Dodajmy, że pan Kazimierz na co dzień jest kierowcą Urzędu Miejskiego w Tczewie i to z całkiem sporą kilometrówką na koncie! Kto by się spodziewał, że również nieźle radzi sobie jako autor poetyckich liryków o jesieni. Przed jego wygłoszeniem był odrobinę speszony, bo zaproszono go do tego w chwilę po tym jak Janek Lewandowski na wiolonczeli wspaniale zagrał „Rapsodię Węgierską” (przy akompaniamencie prof. Eleny Aleksiejuk) Utwory klasyczne były wplecione pomiędzy poszczególne grupy recytacji. Wszystkich zaskoczyła Arleta Kotlęga, która barwnie zaśpiewała piosenkę grupy Queen.
Mierzenie się z przeszłością
Wiersze i proza gości zza Odry traktowały o trudnej historii, latach dzieciństwa (jedno z opowiadań mówiło o grze w nożyczki, papier i kamień), wojnie i poczuciu winy.
W jednym z nich pt. „Wnuki wojny” pokazano dzieciństwo dzieci, których rodzice byli obciążeni przeszłością wojenną. Inny utwór obrazował kraj podzielony na dwa państwa drutami kolczastymi.
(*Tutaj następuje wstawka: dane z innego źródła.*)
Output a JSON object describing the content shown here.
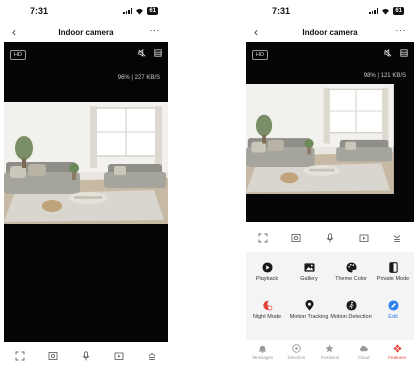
{
  "status": {
    "time": "7:31",
    "battery": "61"
  },
  "header": {
    "title": "Indoor camera",
    "more_glyph": "···"
  },
  "video": {
    "quality": "HD"
  },
  "left_screen": {
    "stats": "96% | 227 KB/S"
  },
  "right_screen": {
    "stats": "98% | 121 KB/S",
    "features": [
      {
        "label": "Playback",
        "icon": "play-icon",
        "active": false
      },
      {
        "label": "Gallery",
        "icon": "image-icon",
        "active": false
      },
      {
        "label": "Theme Color",
        "icon": "palette-icon",
        "active": false
      },
      {
        "label": "Private Mode",
        "icon": "private-mode-icon",
        "active": false
      },
      {
        "label": "Night Mode",
        "icon": "night-mode-icon",
        "active": true
      },
      {
        "label": "Motion Tracking",
        "icon": "location-pin-icon",
        "active": false
      },
      {
        "label": "Motion Detection",
        "icon": "motion-detection-icon",
        "active": false
      },
      {
        "label": "Edit",
        "icon": "pencil-icon",
        "active": false
      }
    ],
    "tabs": [
      {
        "label": "Messages",
        "icon": "bell-icon",
        "active": false
      },
      {
        "label": "Direction",
        "icon": "joystick-icon",
        "active": false
      },
      {
        "label": "Positions",
        "icon": "star-icon",
        "active": false
      },
      {
        "label": "Cloud",
        "icon": "cloud-icon",
        "active": false
      },
      {
        "label": "Features",
        "icon": "features-icon",
        "active": true
      }
    ]
  },
  "colors": {
    "accent": "#e8413a",
    "edit_blue": "#2f80ed",
    "video_bg": "#050505"
  }
}
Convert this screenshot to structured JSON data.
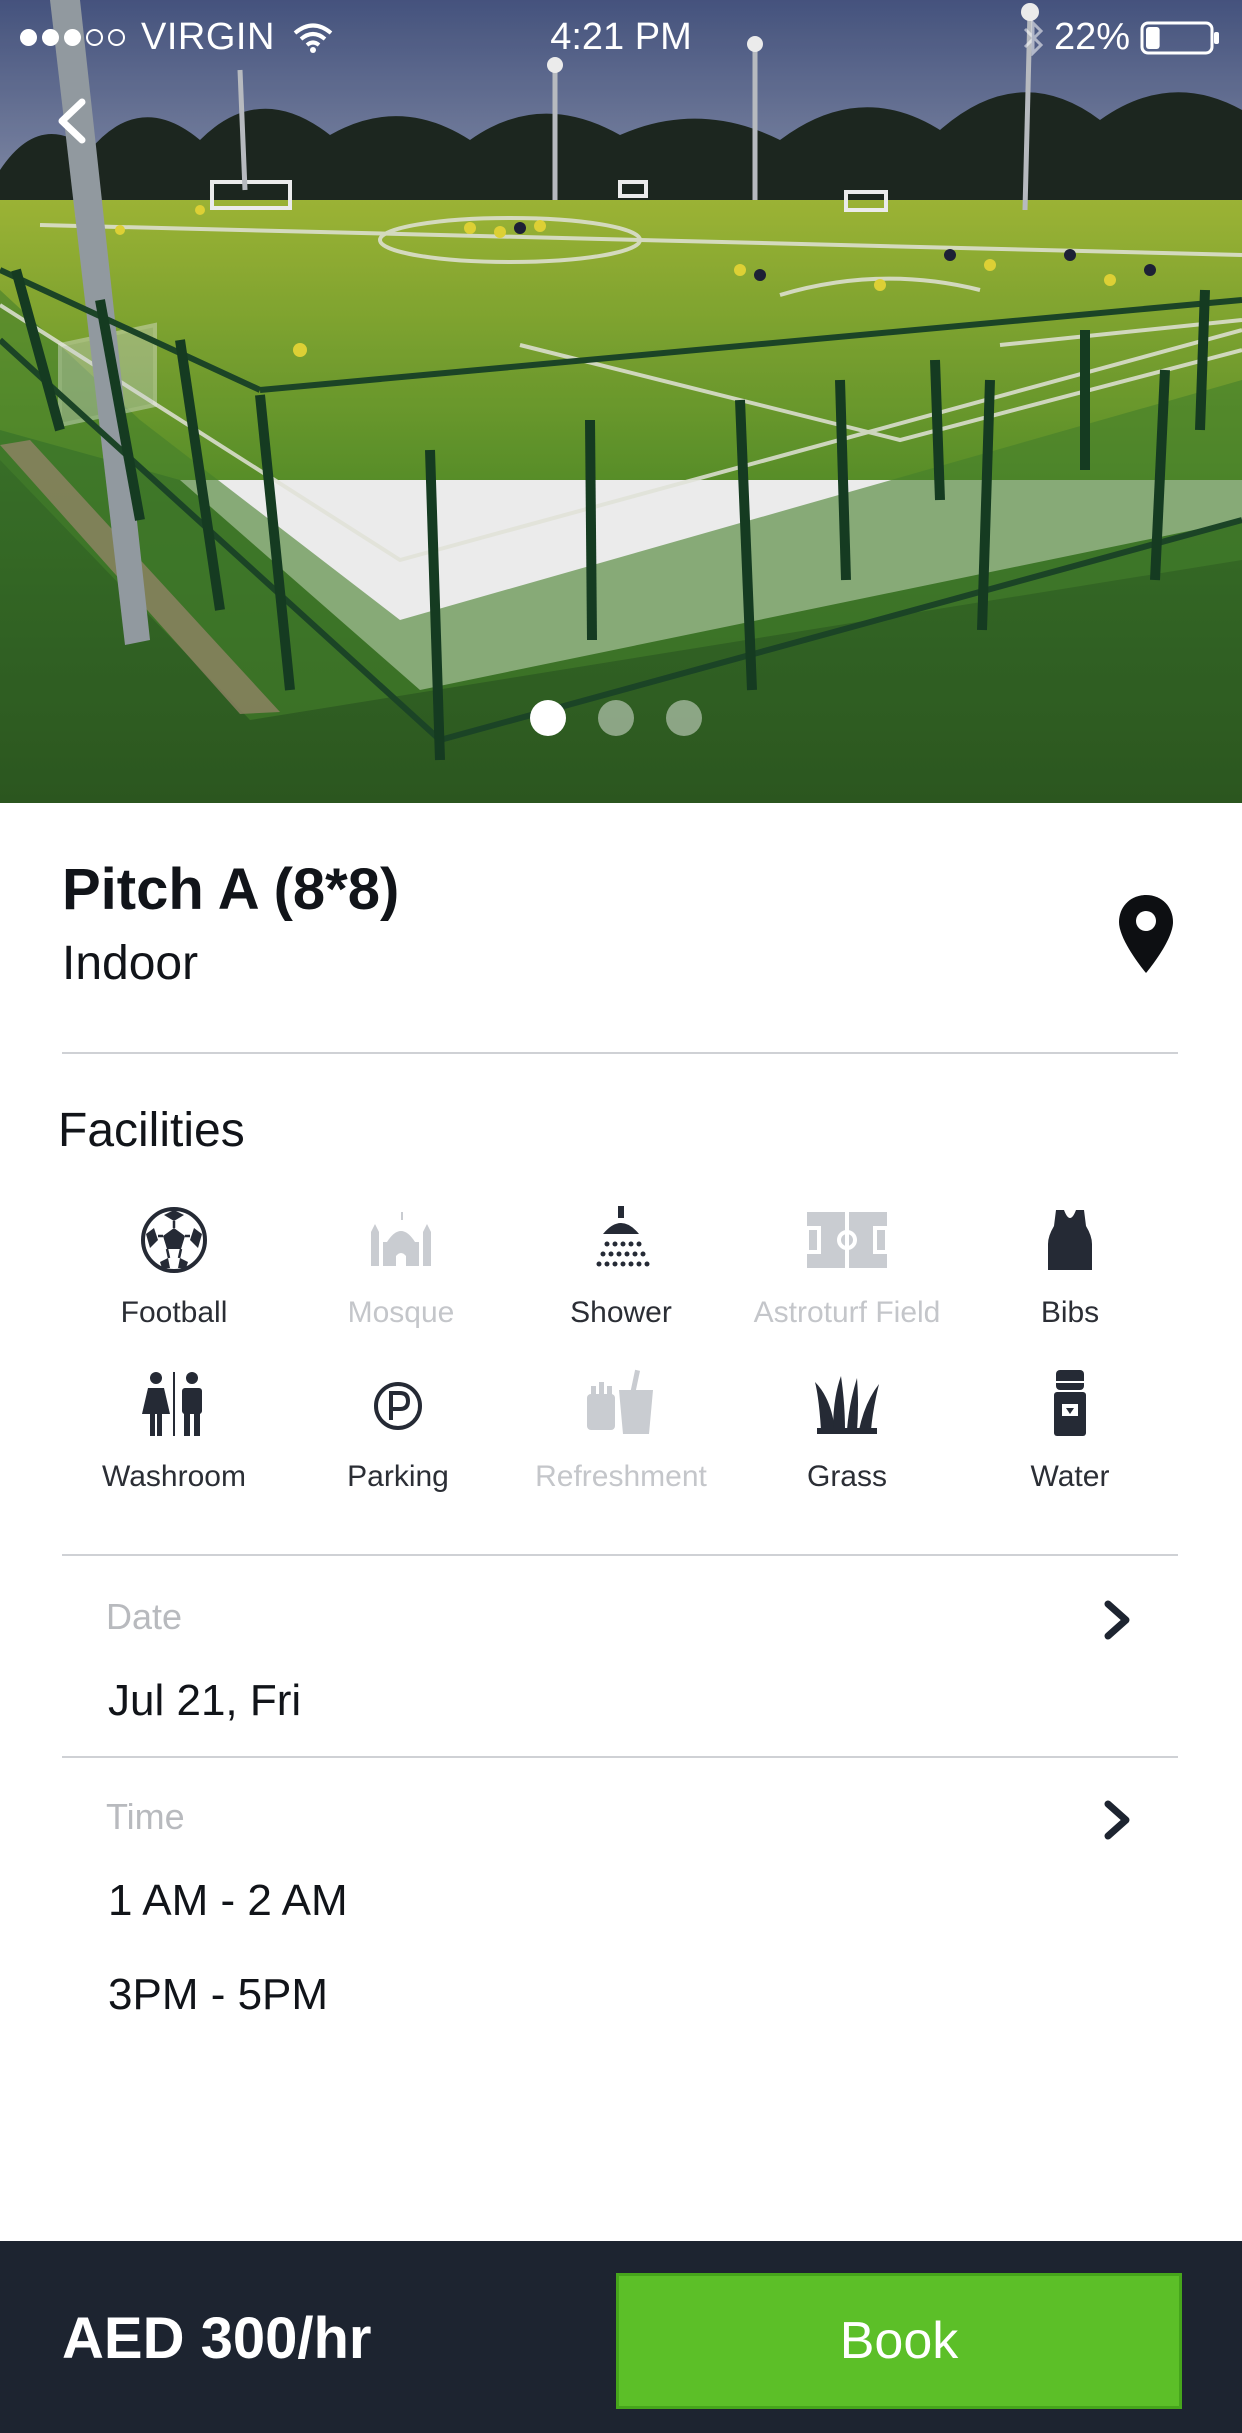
{
  "status_bar": {
    "carrier": "VIRGIN",
    "time": "4:21 PM",
    "battery": "22%",
    "signal_bars": 3,
    "signal_total": 5,
    "battery_level": 0.22
  },
  "gallery": {
    "image_count": 3,
    "active_index": 0,
    "icons": {
      "back": "chevron-left-icon"
    }
  },
  "venue": {
    "title": "Pitch A (8*8)",
    "subtitle": "Indoor",
    "location_icon": "map-pin-icon"
  },
  "facilities": {
    "heading": "Facilities",
    "items": [
      {
        "label": "Football",
        "icon": "football-icon",
        "available": true
      },
      {
        "label": "Mosque",
        "icon": "mosque-icon",
        "available": false
      },
      {
        "label": "Shower",
        "icon": "shower-icon",
        "available": true
      },
      {
        "label": "Astroturf Field",
        "icon": "field-icon",
        "available": false
      },
      {
        "label": "Bibs",
        "icon": "bib-icon",
        "available": true
      },
      {
        "label": "Washroom",
        "icon": "washroom-icon",
        "available": true
      },
      {
        "label": "Parking",
        "icon": "parking-icon",
        "available": true
      },
      {
        "label": "Refreshment",
        "icon": "refreshment-icon",
        "available": false
      },
      {
        "label": "Grass",
        "icon": "grass-icon",
        "available": true
      },
      {
        "label": "Water",
        "icon": "water-dispenser-icon",
        "available": true
      }
    ]
  },
  "booking": {
    "date_label": "Date",
    "date_value": "Jul 21, Fri",
    "time_label": "Time",
    "time_slots": [
      "1 AM - 2 AM",
      "3PM - 5PM"
    ]
  },
  "footer": {
    "price": "AED 300/hr",
    "book_label": "Book"
  },
  "colors": {
    "accent_green": "#5cbf28",
    "footer_bg": "#1d2430",
    "disabled_text": "#c4c6ca",
    "icon_dark": "#252a35"
  }
}
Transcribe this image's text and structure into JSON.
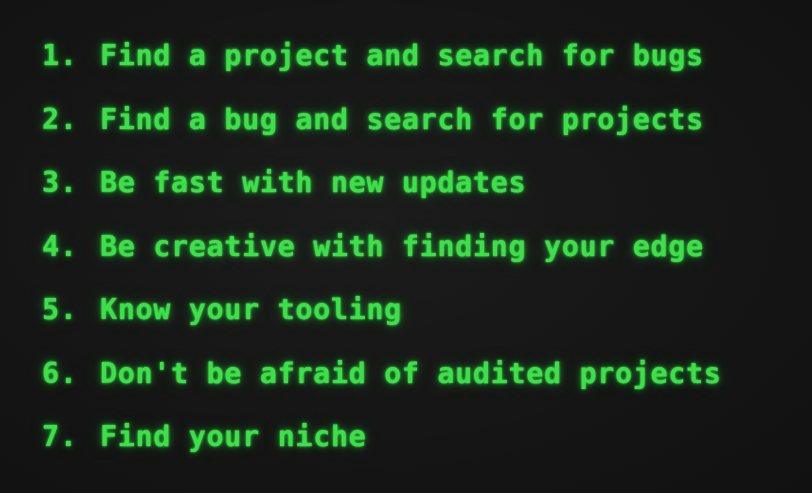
{
  "items": [
    {
      "num": "1.",
      "text": "Find a project and search for bugs"
    },
    {
      "num": "2.",
      "text": "Find a bug and search for projects"
    },
    {
      "num": "3.",
      "text": "Be fast with new updates"
    },
    {
      "num": "4.",
      "text": "Be creative with finding your edge"
    },
    {
      "num": "5.",
      "text": "Know your tooling"
    },
    {
      "num": "6.",
      "text": "Don't be afraid of audited projects"
    },
    {
      "num": "7.",
      "text": "Find your niche"
    }
  ],
  "colors": {
    "text": "#3ee04a",
    "background": "#161616"
  }
}
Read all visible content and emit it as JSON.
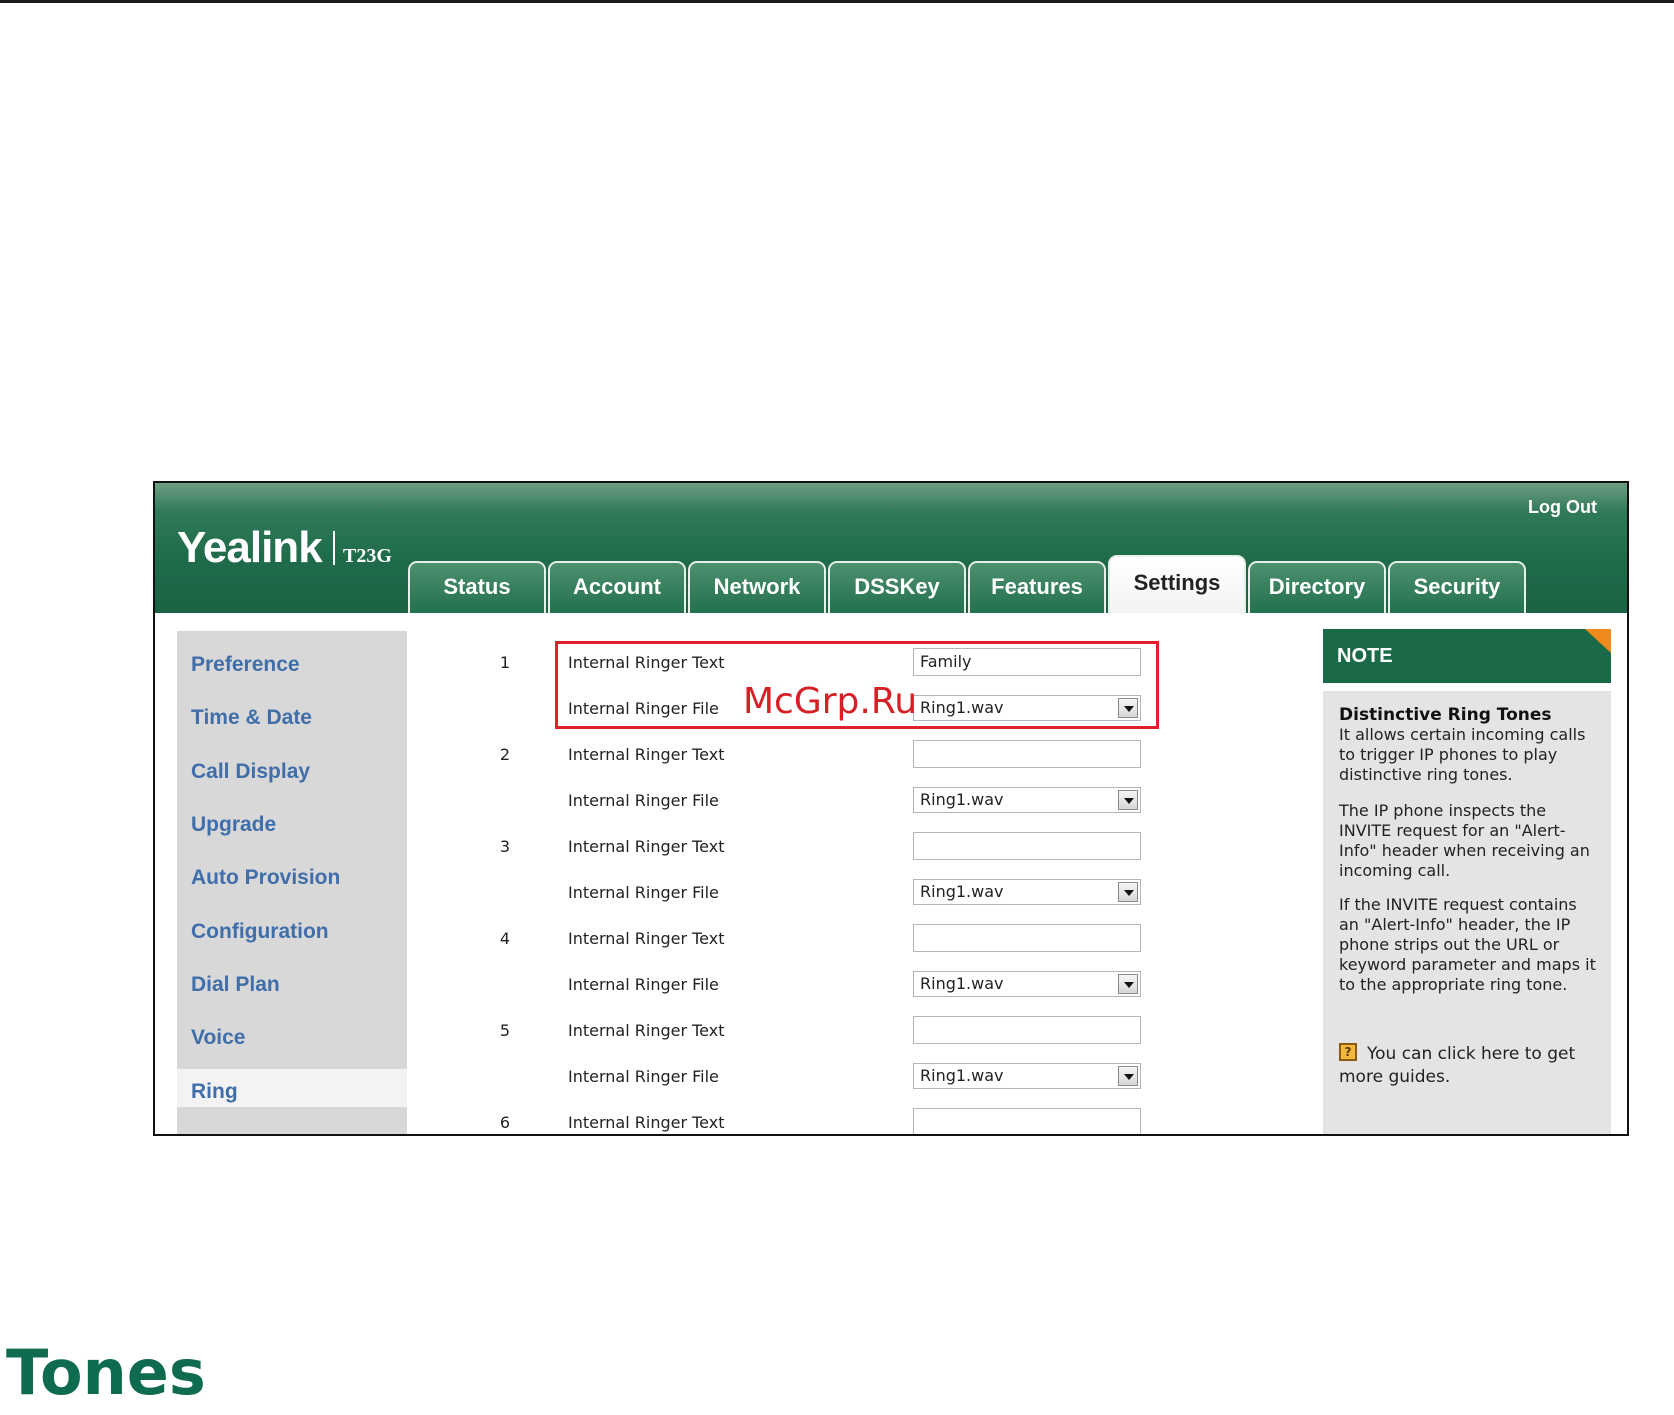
{
  "header": {
    "brand": "Yealink",
    "model": "T23G",
    "logout_label": "Log Out"
  },
  "tabs": [
    {
      "label": "Status",
      "active": false
    },
    {
      "label": "Account",
      "active": false
    },
    {
      "label": "Network",
      "active": false
    },
    {
      "label": "DSSKey",
      "active": false
    },
    {
      "label": "Features",
      "active": false
    },
    {
      "label": "Settings",
      "active": true
    },
    {
      "label": "Directory",
      "active": false
    },
    {
      "label": "Security",
      "active": false
    }
  ],
  "sidebar": {
    "items": [
      {
        "label": "Preference"
      },
      {
        "label": "Time & Date"
      },
      {
        "label": "Call Display"
      },
      {
        "label": "Upgrade"
      },
      {
        "label": "Auto Provision"
      },
      {
        "label": "Configuration"
      },
      {
        "label": "Dial Plan"
      },
      {
        "label": "Voice"
      },
      {
        "label": "Ring"
      }
    ],
    "active": "Ring"
  },
  "ringers": [
    {
      "number": "1",
      "text_label": "Internal Ringer Text",
      "text_value": "Family",
      "file_label": "Internal Ringer File",
      "file_value": "Ring1.wav"
    },
    {
      "number": "2",
      "text_label": "Internal Ringer Text",
      "text_value": "",
      "file_label": "Internal Ringer File",
      "file_value": "Ring1.wav"
    },
    {
      "number": "3",
      "text_label": "Internal Ringer Text",
      "text_value": "",
      "file_label": "Internal Ringer File",
      "file_value": "Ring1.wav"
    },
    {
      "number": "4",
      "text_label": "Internal Ringer Text",
      "text_value": "",
      "file_label": "Internal Ringer File",
      "file_value": "Ring1.wav"
    },
    {
      "number": "5",
      "text_label": "Internal Ringer Text",
      "text_value": "",
      "file_label": "Internal Ringer File",
      "file_value": "Ring1.wav"
    },
    {
      "number": "6",
      "text_label": "Internal Ringer Text",
      "text_value": ""
    }
  ],
  "watermark": "McGrp.Ru",
  "note": {
    "title": "NOTE",
    "heading": "Distinctive Ring Tones",
    "paragraphs": [
      "It allows certain incoming calls to trigger IP phones to play distinctive ring tones.",
      "The IP phone inspects the INVITE request for an \"Alert-Info\" header when receiving an incoming call.",
      "If the INVITE request contains an \"Alert-Info\" header, the IP phone strips out the URL or keyword parameter and maps it to the appropriate ring tone."
    ],
    "guide_text": "You can click here to get more guides."
  },
  "caption": "Tones",
  "colors": {
    "header_green": "#1a6344",
    "highlight_red": "#e0202a",
    "sidebar_link": "#3f6eaa",
    "note_accent": "#f08a1c",
    "caption_green": "#0f6b50"
  }
}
Jednak nie tylko trudną poezją raczyli nas goście z Niemiec. Usłyszeliśmy także dość zabawną formę poetycką. Która choć w założeniu poruszała sprawy trudne i drażliwe, to jednak nie zabrakło w niej akcentów humorystycznych. Ostatnie wersy jednego z utworów porównały państwa Unii Europejskiej do jednego wielkiego wybiegu dla psów, które granice państwowe mają w poważaniu. Wierszyk kończy się zawołaniem „psy wszystkich krajów łączcie się, a my rozmawiajmy dalej o autostradach”.
Anastezjolog zza Odry
Wolfagng Busch obecnie bardzo schorowany, zajął się przenośnie tematem swojej dawnej pracy. Był dawniej anastezjologiem. Jeden z jego utworów zatytułowany „Wprowadzenie w narkozę” opowiadał o problemach przyjaciela „z otwarta raną swojego serca’.
Na sam koniec Wolfgang Busch poprosił wszystkich słuchaczy do wspólnego zaśpiewania specjalnie na tę okazję ułożonej piosenki w języku niemieckim „Zbudujemy marzenia”, której refren brzmiał: „Wieczór zmienia nasze niebo w przeogromną halę. I jest także dziś gotowy, aby nas wszystkich przyjąć”.